The history of the Church is hallmarked by the impact of humble people who without making much publicity nonetheless their contribution has to be noted. Such people as Francis of Assisi, John Vianney, Mother Teresa, St. Therese of Lisieux, Catherine McAuley, Edmund Rice and many others who left legacies and are recorded in the annals of history. Even our present Pope Francis, an insignificant Jesuit priest later to be Cardinal and Pope, opted to live a simple lifestyle in a slum area of Buenos Aires, Argentina.
We cannot exclude the thousands of volunteers both at home and abroad who are involved at personal sacrifice to themselves.
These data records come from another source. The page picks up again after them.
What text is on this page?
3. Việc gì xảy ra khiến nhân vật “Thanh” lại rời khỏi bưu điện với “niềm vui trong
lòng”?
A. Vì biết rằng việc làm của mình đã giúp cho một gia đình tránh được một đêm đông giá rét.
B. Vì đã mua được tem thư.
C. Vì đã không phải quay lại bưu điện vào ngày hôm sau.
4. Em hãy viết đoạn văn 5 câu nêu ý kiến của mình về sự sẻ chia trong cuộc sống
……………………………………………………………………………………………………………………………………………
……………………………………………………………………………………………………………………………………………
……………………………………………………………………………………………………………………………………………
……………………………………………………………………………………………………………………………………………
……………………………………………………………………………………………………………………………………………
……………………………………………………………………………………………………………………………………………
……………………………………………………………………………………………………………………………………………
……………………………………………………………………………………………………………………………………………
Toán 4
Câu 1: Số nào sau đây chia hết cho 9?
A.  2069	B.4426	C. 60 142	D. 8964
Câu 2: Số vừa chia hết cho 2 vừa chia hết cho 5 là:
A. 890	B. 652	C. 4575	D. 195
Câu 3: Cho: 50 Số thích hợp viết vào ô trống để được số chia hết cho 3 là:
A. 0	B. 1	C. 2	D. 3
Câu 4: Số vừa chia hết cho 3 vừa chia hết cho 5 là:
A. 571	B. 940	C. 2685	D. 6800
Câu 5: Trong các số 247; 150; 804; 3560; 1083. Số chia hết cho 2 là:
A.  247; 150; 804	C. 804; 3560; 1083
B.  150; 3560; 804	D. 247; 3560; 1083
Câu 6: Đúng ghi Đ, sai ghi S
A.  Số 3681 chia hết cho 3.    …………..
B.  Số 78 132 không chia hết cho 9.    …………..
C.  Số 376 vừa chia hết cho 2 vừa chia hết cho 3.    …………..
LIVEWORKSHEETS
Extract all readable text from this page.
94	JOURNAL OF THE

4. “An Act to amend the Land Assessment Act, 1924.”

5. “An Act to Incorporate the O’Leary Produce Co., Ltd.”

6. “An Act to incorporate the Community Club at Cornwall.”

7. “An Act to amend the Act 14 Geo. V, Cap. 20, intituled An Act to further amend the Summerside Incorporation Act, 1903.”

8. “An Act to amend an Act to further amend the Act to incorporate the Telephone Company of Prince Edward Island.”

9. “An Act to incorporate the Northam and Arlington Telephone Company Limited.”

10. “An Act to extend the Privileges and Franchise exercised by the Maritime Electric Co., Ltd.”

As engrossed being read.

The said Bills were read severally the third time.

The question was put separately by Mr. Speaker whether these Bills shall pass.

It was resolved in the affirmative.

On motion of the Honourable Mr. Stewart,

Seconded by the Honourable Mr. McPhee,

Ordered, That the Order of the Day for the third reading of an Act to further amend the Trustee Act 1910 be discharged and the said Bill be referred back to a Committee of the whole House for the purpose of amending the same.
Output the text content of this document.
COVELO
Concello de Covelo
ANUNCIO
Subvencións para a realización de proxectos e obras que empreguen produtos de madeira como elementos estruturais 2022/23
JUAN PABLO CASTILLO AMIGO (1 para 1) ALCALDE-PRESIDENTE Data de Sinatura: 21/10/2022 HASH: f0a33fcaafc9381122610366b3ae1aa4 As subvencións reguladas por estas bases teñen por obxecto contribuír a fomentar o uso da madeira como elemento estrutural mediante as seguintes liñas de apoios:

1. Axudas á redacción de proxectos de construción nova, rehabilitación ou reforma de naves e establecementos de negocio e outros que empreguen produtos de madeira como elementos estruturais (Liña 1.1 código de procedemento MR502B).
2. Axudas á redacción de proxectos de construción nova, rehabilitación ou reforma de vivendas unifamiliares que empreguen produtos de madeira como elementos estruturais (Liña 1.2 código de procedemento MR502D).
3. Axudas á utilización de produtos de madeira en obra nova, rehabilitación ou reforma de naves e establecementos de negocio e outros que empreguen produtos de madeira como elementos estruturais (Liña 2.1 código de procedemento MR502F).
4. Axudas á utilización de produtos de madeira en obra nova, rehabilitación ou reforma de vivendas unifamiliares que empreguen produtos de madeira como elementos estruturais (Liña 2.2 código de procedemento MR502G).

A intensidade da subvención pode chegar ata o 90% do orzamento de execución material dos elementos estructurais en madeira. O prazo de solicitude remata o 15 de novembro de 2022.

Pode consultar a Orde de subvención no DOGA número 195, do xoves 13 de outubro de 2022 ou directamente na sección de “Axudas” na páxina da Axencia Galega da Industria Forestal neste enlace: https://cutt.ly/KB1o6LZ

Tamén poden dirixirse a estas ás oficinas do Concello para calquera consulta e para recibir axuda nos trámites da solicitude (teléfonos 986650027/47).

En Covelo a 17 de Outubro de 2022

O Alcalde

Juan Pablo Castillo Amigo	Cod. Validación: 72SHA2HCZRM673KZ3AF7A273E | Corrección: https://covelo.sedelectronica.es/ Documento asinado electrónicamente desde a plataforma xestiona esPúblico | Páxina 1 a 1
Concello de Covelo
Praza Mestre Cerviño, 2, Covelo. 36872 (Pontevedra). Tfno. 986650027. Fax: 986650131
People who hear the cry of the poor and opt to take positive steps to help alleviate their difficulties. Undocumented are the countless carers who unceasingly tend for the physically and emotionally challenged. Little media attention is given to the efforts of a silent minority who make huge differences in the fractionalised world of today.
It was particularly noticeable during the recent Fleadh the many volunteers who made a personal sacrifice to make the event such a success. The hidden forces that enable such projects are certainly the charism of a generous people here in Ireland at times of disaster such as was experienced during the heavy rains in parts of the North; the response from all sectors of the community was only an expression of responsibility and caring for those in need.
Christ himself lived his ministry while on earth with a deep concern for the marginalised, the sick and deprived people. Scripture calls on us to prioritise our concerns for all peoples without distinction of creed and culture. We continue to salute the minority of the unforgettable nobodies that stand out at the forefront of a broken world.